Other cabins, hanging from the ceiling like mine, hurtled past. A dizzying array of shapes, some tiny, some gargantuan. The largest, a tangle of shimmering vines, was so large I couldn't judge how far away it was. For a moment I considered asking the infrastructure, but decided to let the mystery remain as it moved off into the distance.
I asked the cabin to release some sweet filigliders, and lounged back, picking them out of the air and eating them. At a leisurely speed, just a few thousand kilometres an hour, the landscape slid past, revealing first an archipelago, then an open ocean, then a mountain range.
The cabin slowed. Far below, my destination came into view: The Ael Cataract, where a vast river traversing a sprawling plateau encountered a sheer cliff face and dropped two kilometres straight down. Up ahead, a ribbon had unspooled from the ceiling. It passed through an airwall in the transparent barrier keeping the atmosphere below out, then descended to our meeting point. A dozen or so cabins in a variety of shapes were descending the cable: Other attendees who had also chosen to arrive precisely on time. My cabin stopped at the top of the ribbon, then transferred smoothly and began to drop.

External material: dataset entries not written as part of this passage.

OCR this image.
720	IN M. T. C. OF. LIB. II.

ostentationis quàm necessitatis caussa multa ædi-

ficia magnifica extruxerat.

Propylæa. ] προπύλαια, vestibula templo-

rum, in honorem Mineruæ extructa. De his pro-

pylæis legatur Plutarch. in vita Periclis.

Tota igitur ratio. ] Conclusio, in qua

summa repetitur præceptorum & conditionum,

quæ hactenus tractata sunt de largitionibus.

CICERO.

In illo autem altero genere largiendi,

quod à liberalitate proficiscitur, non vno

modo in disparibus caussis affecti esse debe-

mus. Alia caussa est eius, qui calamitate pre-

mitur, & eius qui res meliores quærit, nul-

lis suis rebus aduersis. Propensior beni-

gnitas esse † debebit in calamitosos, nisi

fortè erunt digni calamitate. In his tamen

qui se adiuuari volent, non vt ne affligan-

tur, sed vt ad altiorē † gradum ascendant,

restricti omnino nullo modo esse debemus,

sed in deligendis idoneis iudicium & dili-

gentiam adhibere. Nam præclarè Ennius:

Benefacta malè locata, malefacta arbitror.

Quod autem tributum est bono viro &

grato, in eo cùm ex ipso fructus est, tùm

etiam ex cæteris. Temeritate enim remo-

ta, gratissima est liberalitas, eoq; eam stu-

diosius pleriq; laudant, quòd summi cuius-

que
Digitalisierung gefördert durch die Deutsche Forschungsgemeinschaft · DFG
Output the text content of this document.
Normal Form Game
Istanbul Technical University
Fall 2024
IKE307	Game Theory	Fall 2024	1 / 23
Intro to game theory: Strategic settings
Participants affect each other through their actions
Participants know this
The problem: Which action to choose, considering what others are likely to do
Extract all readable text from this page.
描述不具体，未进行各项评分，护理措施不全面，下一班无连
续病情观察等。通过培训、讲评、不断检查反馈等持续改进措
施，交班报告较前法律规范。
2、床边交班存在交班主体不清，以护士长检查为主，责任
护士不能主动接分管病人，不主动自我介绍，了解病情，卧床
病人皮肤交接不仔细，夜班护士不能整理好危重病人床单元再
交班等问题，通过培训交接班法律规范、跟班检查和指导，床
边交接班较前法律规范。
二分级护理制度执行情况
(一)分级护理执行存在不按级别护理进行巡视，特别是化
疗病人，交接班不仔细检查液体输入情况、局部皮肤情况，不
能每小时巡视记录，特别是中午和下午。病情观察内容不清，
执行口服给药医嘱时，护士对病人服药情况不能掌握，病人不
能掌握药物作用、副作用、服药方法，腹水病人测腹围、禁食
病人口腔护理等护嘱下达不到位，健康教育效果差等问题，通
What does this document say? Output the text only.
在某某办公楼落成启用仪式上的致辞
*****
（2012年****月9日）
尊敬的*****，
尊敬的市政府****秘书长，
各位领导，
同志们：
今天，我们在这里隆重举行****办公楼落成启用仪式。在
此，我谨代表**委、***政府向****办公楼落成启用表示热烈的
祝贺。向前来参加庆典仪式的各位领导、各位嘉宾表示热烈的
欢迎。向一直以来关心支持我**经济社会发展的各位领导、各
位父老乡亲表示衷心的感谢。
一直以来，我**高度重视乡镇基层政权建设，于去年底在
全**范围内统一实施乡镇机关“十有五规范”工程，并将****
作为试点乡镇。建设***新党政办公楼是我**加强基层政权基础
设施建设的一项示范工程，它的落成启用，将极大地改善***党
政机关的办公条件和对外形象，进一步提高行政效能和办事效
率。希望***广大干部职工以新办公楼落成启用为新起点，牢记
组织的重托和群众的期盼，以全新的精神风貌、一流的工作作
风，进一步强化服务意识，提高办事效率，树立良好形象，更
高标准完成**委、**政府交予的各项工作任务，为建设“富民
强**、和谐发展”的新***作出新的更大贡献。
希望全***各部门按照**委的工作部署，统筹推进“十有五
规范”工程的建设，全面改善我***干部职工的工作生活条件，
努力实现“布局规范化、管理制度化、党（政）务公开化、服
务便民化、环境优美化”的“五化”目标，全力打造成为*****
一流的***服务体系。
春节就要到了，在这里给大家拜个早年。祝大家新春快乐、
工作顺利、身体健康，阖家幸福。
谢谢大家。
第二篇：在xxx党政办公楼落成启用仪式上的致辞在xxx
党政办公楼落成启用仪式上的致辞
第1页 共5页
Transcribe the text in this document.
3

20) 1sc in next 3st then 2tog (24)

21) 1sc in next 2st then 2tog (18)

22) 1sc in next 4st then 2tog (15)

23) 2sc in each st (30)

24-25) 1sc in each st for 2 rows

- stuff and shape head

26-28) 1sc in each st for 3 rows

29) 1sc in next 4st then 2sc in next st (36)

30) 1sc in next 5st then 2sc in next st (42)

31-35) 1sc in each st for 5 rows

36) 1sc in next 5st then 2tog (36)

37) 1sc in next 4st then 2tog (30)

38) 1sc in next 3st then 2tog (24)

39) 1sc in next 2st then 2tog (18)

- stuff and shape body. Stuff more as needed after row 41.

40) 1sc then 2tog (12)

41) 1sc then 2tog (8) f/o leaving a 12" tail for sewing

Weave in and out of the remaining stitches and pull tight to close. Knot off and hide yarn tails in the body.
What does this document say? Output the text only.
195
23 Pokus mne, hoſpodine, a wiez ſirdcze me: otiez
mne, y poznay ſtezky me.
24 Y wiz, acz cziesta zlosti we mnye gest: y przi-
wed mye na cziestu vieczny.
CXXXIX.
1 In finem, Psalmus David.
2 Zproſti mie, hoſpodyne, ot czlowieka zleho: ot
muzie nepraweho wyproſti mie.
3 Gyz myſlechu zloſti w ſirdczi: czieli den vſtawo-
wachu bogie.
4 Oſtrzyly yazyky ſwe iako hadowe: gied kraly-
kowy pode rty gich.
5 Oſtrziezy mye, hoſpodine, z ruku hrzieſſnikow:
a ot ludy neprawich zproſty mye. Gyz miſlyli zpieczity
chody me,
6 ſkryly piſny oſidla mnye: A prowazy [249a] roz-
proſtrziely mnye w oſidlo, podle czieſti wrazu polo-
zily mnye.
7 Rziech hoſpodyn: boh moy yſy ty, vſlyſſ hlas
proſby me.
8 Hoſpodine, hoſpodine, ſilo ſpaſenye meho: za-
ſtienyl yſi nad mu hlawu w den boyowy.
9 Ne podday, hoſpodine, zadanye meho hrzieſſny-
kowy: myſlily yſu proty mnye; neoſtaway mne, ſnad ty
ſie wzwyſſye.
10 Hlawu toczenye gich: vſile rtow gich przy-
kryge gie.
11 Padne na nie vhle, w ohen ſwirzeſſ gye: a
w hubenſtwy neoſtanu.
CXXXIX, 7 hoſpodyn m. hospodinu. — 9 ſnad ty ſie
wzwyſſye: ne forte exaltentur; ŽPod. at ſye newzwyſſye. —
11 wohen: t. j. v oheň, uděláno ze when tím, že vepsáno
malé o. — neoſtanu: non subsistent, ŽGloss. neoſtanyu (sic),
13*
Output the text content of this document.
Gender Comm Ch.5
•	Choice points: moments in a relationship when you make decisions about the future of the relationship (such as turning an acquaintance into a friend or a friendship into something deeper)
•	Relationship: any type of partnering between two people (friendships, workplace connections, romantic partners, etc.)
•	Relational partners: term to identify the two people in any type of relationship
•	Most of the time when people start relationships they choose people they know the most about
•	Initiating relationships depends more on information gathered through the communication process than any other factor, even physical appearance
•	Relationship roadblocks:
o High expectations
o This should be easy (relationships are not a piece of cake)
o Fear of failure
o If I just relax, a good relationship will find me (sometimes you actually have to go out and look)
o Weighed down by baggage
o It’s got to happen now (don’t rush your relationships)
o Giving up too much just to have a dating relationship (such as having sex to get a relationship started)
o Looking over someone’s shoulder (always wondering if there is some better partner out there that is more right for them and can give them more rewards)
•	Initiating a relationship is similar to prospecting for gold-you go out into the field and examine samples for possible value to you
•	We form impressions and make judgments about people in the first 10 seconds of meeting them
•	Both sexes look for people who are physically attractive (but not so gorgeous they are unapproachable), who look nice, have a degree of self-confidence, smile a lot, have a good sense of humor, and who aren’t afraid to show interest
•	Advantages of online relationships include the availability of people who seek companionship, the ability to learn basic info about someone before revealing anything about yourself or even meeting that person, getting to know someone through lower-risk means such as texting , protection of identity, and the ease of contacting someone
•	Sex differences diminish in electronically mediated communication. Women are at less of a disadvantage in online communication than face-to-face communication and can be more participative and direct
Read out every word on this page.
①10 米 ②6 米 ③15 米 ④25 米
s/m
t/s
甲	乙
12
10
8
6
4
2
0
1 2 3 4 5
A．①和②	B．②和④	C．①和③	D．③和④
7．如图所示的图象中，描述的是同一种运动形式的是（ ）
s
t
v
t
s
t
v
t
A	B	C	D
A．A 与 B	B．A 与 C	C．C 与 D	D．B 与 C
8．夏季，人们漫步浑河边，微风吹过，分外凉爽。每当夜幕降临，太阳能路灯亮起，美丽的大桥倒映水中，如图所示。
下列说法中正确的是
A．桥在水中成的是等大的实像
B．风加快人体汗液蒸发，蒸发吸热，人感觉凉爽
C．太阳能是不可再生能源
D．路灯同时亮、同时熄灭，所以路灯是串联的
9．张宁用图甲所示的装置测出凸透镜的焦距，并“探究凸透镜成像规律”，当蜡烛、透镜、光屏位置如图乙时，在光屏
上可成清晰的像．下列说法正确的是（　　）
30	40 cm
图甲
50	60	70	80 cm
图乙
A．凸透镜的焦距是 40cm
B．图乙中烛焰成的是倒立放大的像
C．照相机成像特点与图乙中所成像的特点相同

The end of the cable moved across the stony ground, depositing our stream of cabins in a broad arc. We'd arrived.
There, at the base of the Ael Cataract, enveloped in the roar of falling water, watched over by a rainbow spray, we partied for two days.
Afterwards, Ketzu came to find me and, their feathery tendrils fluffed with excitement, suggested we take a further jaunt to Wyrme. So we merged our cabins together and argued about interfaces while it carried us down past another three layers of habitat and outside, where the stars stood sharp and clear against the pure black vacuum.